Semua orang tahu, mendaki gunung kerap identik dengan kegiatan nan "heroik". Bahkan, ini dianggap olahraga yang menyerempet bahaya, dan tentu saja— kematian.

Memang, semua itu benar adanya, terutama jika dilakukan tanpa bekal pengetahuan yang cukup dan persiapan matang. Bukan apa-apa. Mendaki gunung adalah aktivitas yang jelas-jelas melibatkan kegiatan fisik berat di tengah alam yang sulit ditebak kondisinya. 

Seperti kegiatan di alam bebas lain, sejatinya pendakian gunung memiliki banyak bahan pengajaran pendidikan karakter yang pastinya dibutuhkan seseorang jika ingin sukses dan bahagia dalam hidupnya. 

Kata "karakter" di sini maksudnya bagaimana seseorang menampilkan kebiasaan positif dalam menyikapi segala kejadian yang dihadapinya dalam kehidupan. Kebiasaan positif itu tentunya dapat dipelajari dan perlu dibangun. Melalui kegiatan mendaki gunung, seseorang dapat membangun karakter positif dirinya dengan alamiah.  

Mendaki gunung bukan kegiatan impulsif karena kegiatan ini mengharuskan seseorang melakukan persiapan dengan baik. Maka, seseorang yang hendak melakukan aktivitas ini sebenarnya telah belajar banyak hal positif, bahkan sejak persiapan awal dilakukan.

Persiapan itu di antaranya meliputi penentuan tujuan, merancang target perjalanan, mencari tahu support system yang ada (misalnya letak rumah sakit terdekat), mempelajari tips dan penanganan darurat ketika menghadapi kondisi darurat, atau membuat daftar peralatan dan perbekalan yang dibutuhkan untuk mendaki.

Secara sadar, tentu saja, melakukan persiapan perjalanan pendakian akan melatih seseorang terbiasa untuk tidak gegabah dan selalu penuh perhitungan di setiap langkahnya. Dua hal ini pasti dibutuhkan dalam menjalani petualangan kehidupan sehari hari. Dengan melakukan perencanaan, seseorang juga belajar bertanggung jawab atas segala aktivitas yang akan dilakukannya. 

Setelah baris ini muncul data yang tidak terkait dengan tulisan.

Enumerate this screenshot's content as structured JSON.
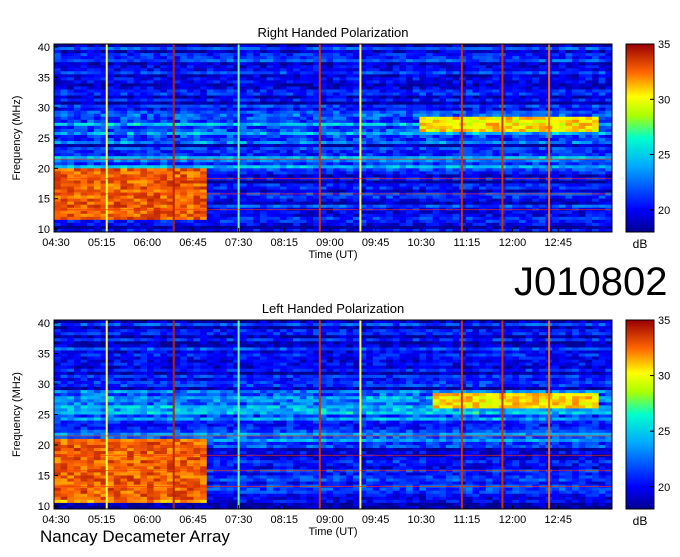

Kedua, soal cinta terhadap alam dan lingkungannya. Rasa cinta pada alam tidak bisa tumbuh hanya dengan melihat brosur perjalanan wisata atau menonton televisi. Soe Hok Gie pernah menuliskan bahwa, "Patriotisme tidak mungkin tumbuh dari hipokrisi dan slogan-slogan Seseorang hanya dapat mencintai sesuatu secara sehat kalau ia mengenal objeknya. Dan, mencintai tanah air Indonesia dapat ditumbuhkan dengan mengenal Indonesia bersama rakyatnya dari dekat. Pertumbuhan jiwa yang sehat dari pemuda harus berarti pula pertumbuhan fisik yang sehat".

Dalam perjalanan mendaki gunung, seseorang disuguhkan pada keindahan dan kemegahan alam pegunungan. Dengan hadir secara langsung, dekat dengan alam, semua panca indra terlibat untuk membuktikan alam begitu indah sehingga kita bertanggung jawab untuk selalu memeliharanya. 

Ya, seseorang akan dilatih untuk penuh cinta pada lingkungannya, terasah untuk bertanggung jawab pada dunia. Tak membuang sampah sembarangan atau merusak ekosistem yang ada menjadi pelajaran paling sederhana namun sangat penting.

Sementara itu, pelajaran ketiga bisa diambil dari mendaki gunung adalah tentang disiplin, tanggung jawab, tidah mudah putus asa, serta berani mengambil keputusan dengan tepat. Karena, ketika melakukan pendakian, seseorang dihadapkan pada banyak tantangan. 

Medan perjalanan sudah pasti menanjak, tidak rata, dan pastinya menguras tenaga. Jalur pendakian kerap tidak begitu jelas, dan banyak kali ditemukan persimpangan. Sering kali jurang terbentang di kiri atau kanan jalan setapak, menghentikan rencana perjalanan. 

Belum lagi udara dingin menggigit, sementara oksigen yang kian tipis membuat napas menjadi lebih berat dan tersengal. Untuk itulah, seseorang yang mendaki gunung diharuskan membawa perlengkapan maksimal dalam sebuah tas ransel. Artinya, butuh perjuangan keras untuk melakukan pendakian dengan beban yang dipikulnya untuk mencapai tujuan: puncak gunung.